Stage 3 Mesothelioma Prognosis
While the prognosis for mesothelioma is always poor, stage 3 prognosis is much better than that for those who have reached stage 4. That said, it does depend on how well the individual responds to treatment. If surgery has been completed successfully, and the post-surgery therapies are working as well, then survival rates are around one year.

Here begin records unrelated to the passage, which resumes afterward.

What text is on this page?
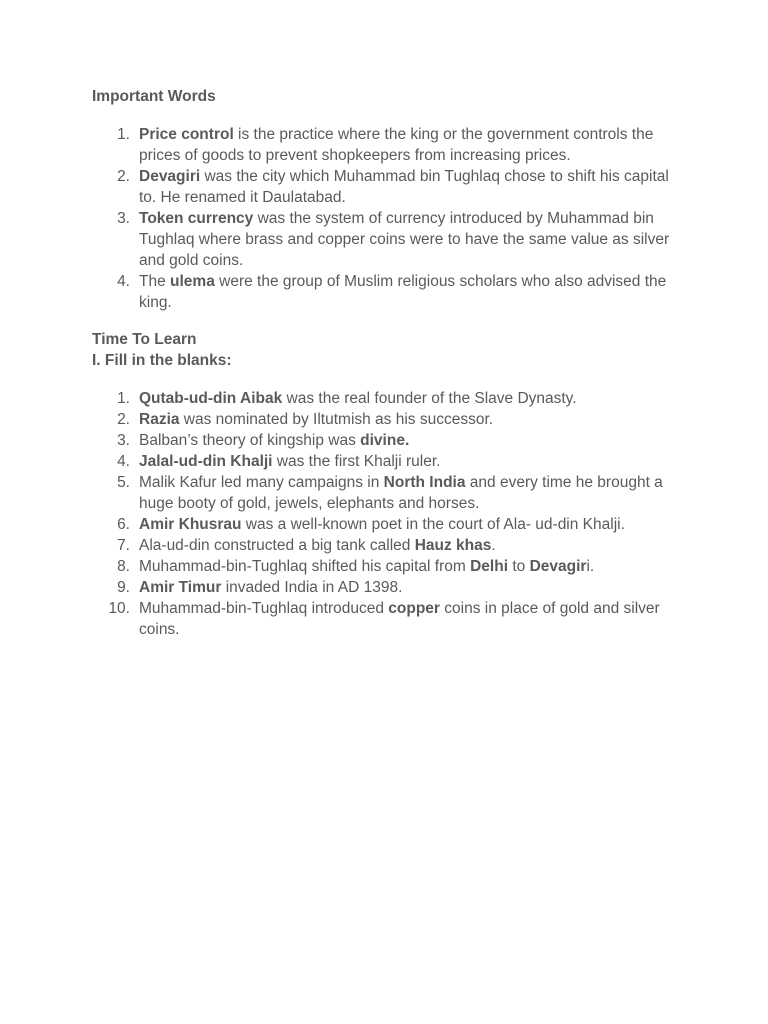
Important Words
1. Price control is the practice where the king or the government controls the prices of goods to prevent shopkeepers from increasing prices.
2. Devagiri was the city which Muhammad bin Tughlaq chose to shift his capital to. He renamed it Daulatabad.
3. Token currency was the system of currency introduced by Muhammad bin Tughlaq where brass and copper coins were to have the same value as silver and gold coins.
4. The ulema were the group of Muslim religious scholars who also advised the king.
Time To Learn
I. Fill in the blanks:
1. Qutab-ud-din Aibak was the real founder of the Slave Dynasty.
2. Razia was nominated by Iltutmish as his successor.
3. Balban’s theory of kingship was divine.
4. Jalal-ud-din Khalji was the first Khalji ruler.
5. Malik Kafur led many campaigns in North India and every time he brought a huge booty of gold, jewels, elephants and horses.
6. Amir Khusrau was a well-known poet in the court of Ala- ud-din Khalji.
7. Ala-ud-din constructed a big tank called Hauz khas.
8. Muhammad-bin-Tughlaq shifted his capital from Delhi to Devagiri.
9. Amir Timur invaded India in AD 1398.
10. Muhammad-bin-Tughlaq introduced copper coins in place of gold and silver coins.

Usually, stage 3 mesothelioma patients who are strong enough to have curative surgery will have a 16 month survival rate. It is not unheard of for people to respond to treatment so well that they surpass this, sometimes even by a year. In fact, a piece of research completed by Dr. David Sugarbaker showed a 19.3 months average survival rates if patients had received extrapleural pneumonectomy surgery.
There has also been a study that looked specifically at lymph node involvement. It was found that when this was minor the patient would have a survival rate of 17 months. Yet, if lymph node involvement was more significant, survival rates would drop to 13 months.
Unfortunately, these survival statistics are averages only. This means that nobody is guaranteed to survive at least for a certain number of months. Certain patients respond better to treatment and greatly surpass the average. Others don’t respond to treatment well at all and have an extremely short survival rate.